No momento da contusão, ele aguardava os trâmites para jogar em um clube alemão, o SV Meppen.
Com passagens por Grêmio e Corinthians, o jovem tentou reiniciar a carreira nas categorias de base do Ceará. O joelho, porém, voltou a doer e ele acabou dispensado.
"Mudou completamente a minha vida. Nunca me vi fazendo outra coisa além de futebol. Me apeguei muito a Deus. Hoje me conformei, e vi que tinha que tomar uma decisão na vida, mas ainda tenho muita vontade de voltar a jogar", confessa.
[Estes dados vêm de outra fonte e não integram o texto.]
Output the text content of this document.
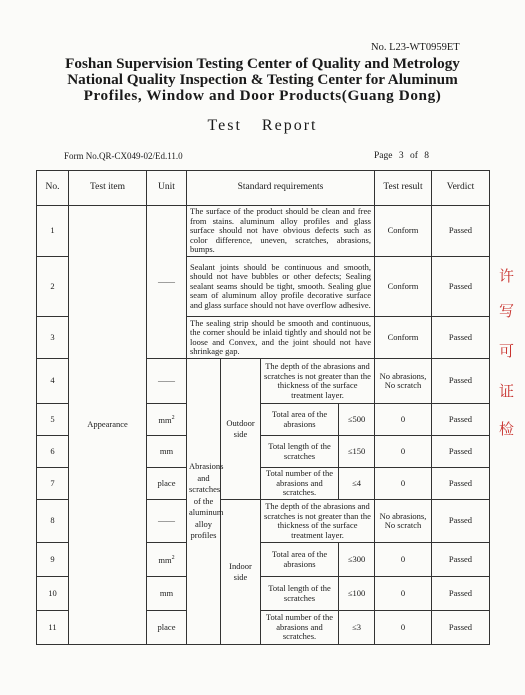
No. L23-WT0959ET
Foshan Supervision Testing Center of Quality and Metrology
National Quality Inspection & Testing Center for Aluminum
Profiles, Window and Door Products(Guang Dong)
Test Report
Form No.QR-CX049-02/Ed.11.0	Page 3 of 8
许
写
可
证
检
No.	Test item	Unit	Standard requirements				Test result	Verdict
1	Appearance	——	The surface of the product should be clean and free from stains. aluminum alloy profiles and glass surface should not have obvious defects such as color difference, uneven, scratches, abrasions, bumps.				Conform	Passed
2			Sealant joints should be continuous and smooth, should not have bubbles or other defects; Sealing sealant seams should be tight, smooth. Sealing glue seam of aluminum alloy profile decorative surface and glass surface should not have overflow adhesive.				Conform	Passed
3			The sealing strip should be smooth and continuous, the corner should be inlaid tightly and should not be loose and Convex, and the joint should not have shrinkage gap.				Conform	Passed
4		——	Abrasions and scratches of the aluminum alloy profiles	Outdoor side	The depth of the abrasions and scratches is not greater than the thickness of the surface treatment layer.		No abrasions, No scratch	Passed
5		$mm^2$			Total area of the abrasions	≤500	0	Passed
6		mm			Total length of the scratches	≤150	0	Passed
7		place			Total number of the abrasions and scratches.	≤4	0	Passed
8		——		Indoor side	The depth of the abrasions and scratches is not greater than the thickness of the surface treatment layer.		No abrasions, No scratch	Passed
9		$mm^2$			Total area of the abrasions	≤300	0	Passed
10		mm			Total length of the scratches	≤100	0	Passed
11		place			Total number of the abrasions and scratches.	≤3	0	Passed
O diretor de serviços médicos do Fortaleza, Cláudio Maurício, aponta dois cuidados essenciais para atletas profissionais, amadores e iniciantes. Segundo ele, o primeiro passo é atestar as condições radiológicas e pulmonares, fazer exames laboratoriais para checar alterações metabólicas e avaliar a questão etária, para se prevenir de condições limitantes, como artrose ou histórico prévio de doenças do coração.
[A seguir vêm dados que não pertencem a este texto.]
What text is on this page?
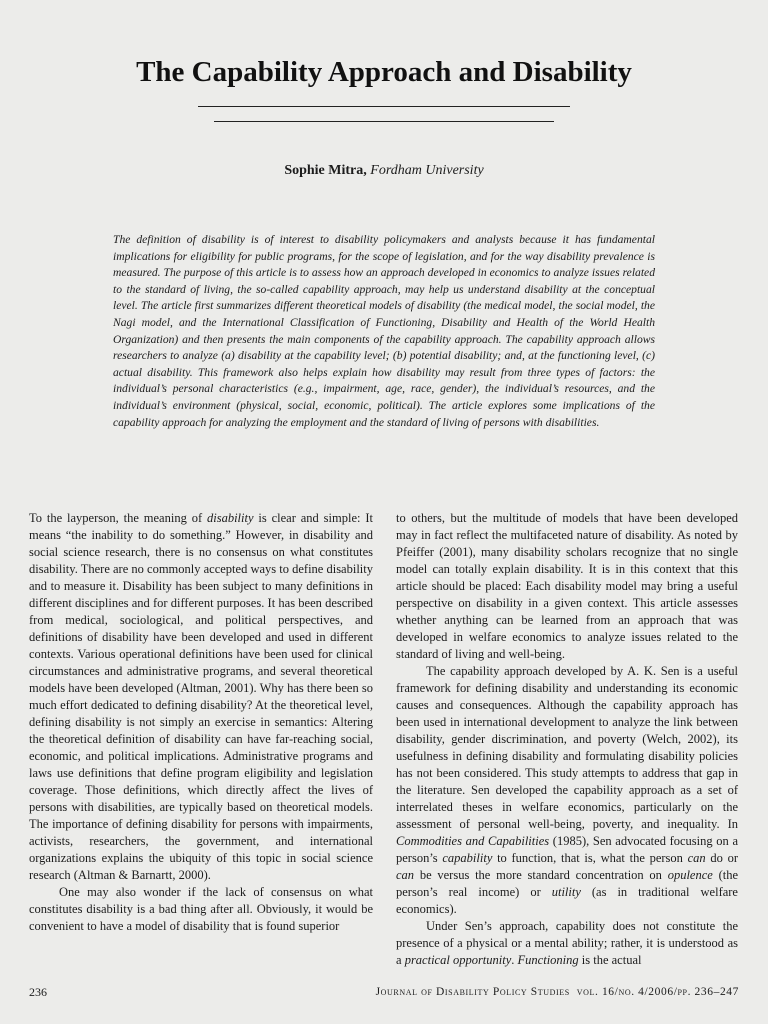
The Capability Approach and Disability
Sophie Mitra, Fordham University
The definition of disability is of interest to disability policymakers and analysts because it has fundamental implications for eligibility for public programs, for the scope of legislation, and for the way disability prevalence is measured. The purpose of this article is to assess how an approach developed in economics to analyze issues related to the standard of living, the so-called capability approach, may help us understand disability at the conceptual level. The article first summarizes different theoretical models of disability (the medical model, the social model, the Nagi model, and the International Classification of Functioning, Disability and Health of the World Health Organization) and then presents the main components of the capability approach. The capability approach allows researchers to analyze (a) disability at the capability level; (b) potential disability; and, at the functioning level, (c) actual disability. This framework also helps explain how disability may result from three types of factors: the individual’s personal characteristics (e.g., impairment, age, race, gender), the individual’s resources, and the individual’s environment (physical, social, economic, political). The article explores some implications of the capability approach for analyzing the employment and the standard of living of persons with disabilities.

To the layperson, the meaning of disability is clear and simple: It means “the inability to do something.” However, in disability and social science research, there is no consensus on what constitutes disability. There are no commonly accepted ways to define disability and to measure it. Disability has been subject to many definitions in different disciplines and for different purposes. It has been described from medical, sociological, and political perspectives, and definitions of disability have been developed and used in different contexts. Various operational definitions have been used for clinical circumstances and administrative programs, and several theoretical models have been developed (Altman, 2001). Why has there been so much effort dedicated to defining disability? At the theoretical level, defining disability is not simply an exercise in semantics: Altering the theoretical definition of disability can have far-reaching social, economic, and political implications. Administrative programs and laws use definitions that define program eligibility and legislation coverage. Those definitions, which directly affect the lives of persons with disabilities, are typically based on theoretical models. The importance of defining disability for persons with impairments, activists, researchers, the government, and international organizations explains the ubiquity of this topic in social science research (Altman & Barnartt, 2000).

One may also wonder if the lack of consensus on what constitutes disability is a bad thing after all. Obviously, it would be convenient to have a model of disability that is found superior

to others, but the multitude of models that have been developed may in fact reflect the multifaceted nature of disability. As noted by Pfeiffer (2001), many disability scholars recognize that no single model can totally explain disability. It is in this context that this article should be placed: Each disability model may bring a useful perspective on disability in a given context. This article assesses whether anything can be learned from an approach that was developed in welfare economics to analyze issues related to the standard of living and well-being.

The capability approach developed by A. K. Sen is a useful framework for defining disability and understanding its economic causes and consequences. Although the capability approach has been used in international development to analyze the link between disability, gender discrimination, and poverty (Welch, 2002), its usefulness in defining disability and formulating disability policies has not been considered. This study attempts to address that gap in the literature. Sen developed the capability approach as a set of interrelated theses in welfare economics, particularly on the assessment of personal well-being, poverty, and inequality. In Commodities and Capabilities (1985), Sen advocated focusing on a person’s capability to function, that is, what the person can do or can be versus the more standard concentration on opulence (the person’s real income) or utility (as in traditional welfare economics).

Under Sen’s approach, capability does not constitute the presence of a physical or a mental ability; rather, it is understood as a practical opportunity. Functioning is the actual

236	Journal of Disability Policy Studies vol. 16/no. 4/2006/pp. 236–247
"O segundo (ponto) é ter em mente qual atividade irá realizar. O ideal é ter sempre um profissional orientando a carga de atividade e o modelo de atividade que vai realizar e, de acordo com essa atividade, programar os treinos".
Ainda conforme Cláudio, atletas profissionais têm treinos produzidos por especialistas para minimizar e prevenir o risco de lesões.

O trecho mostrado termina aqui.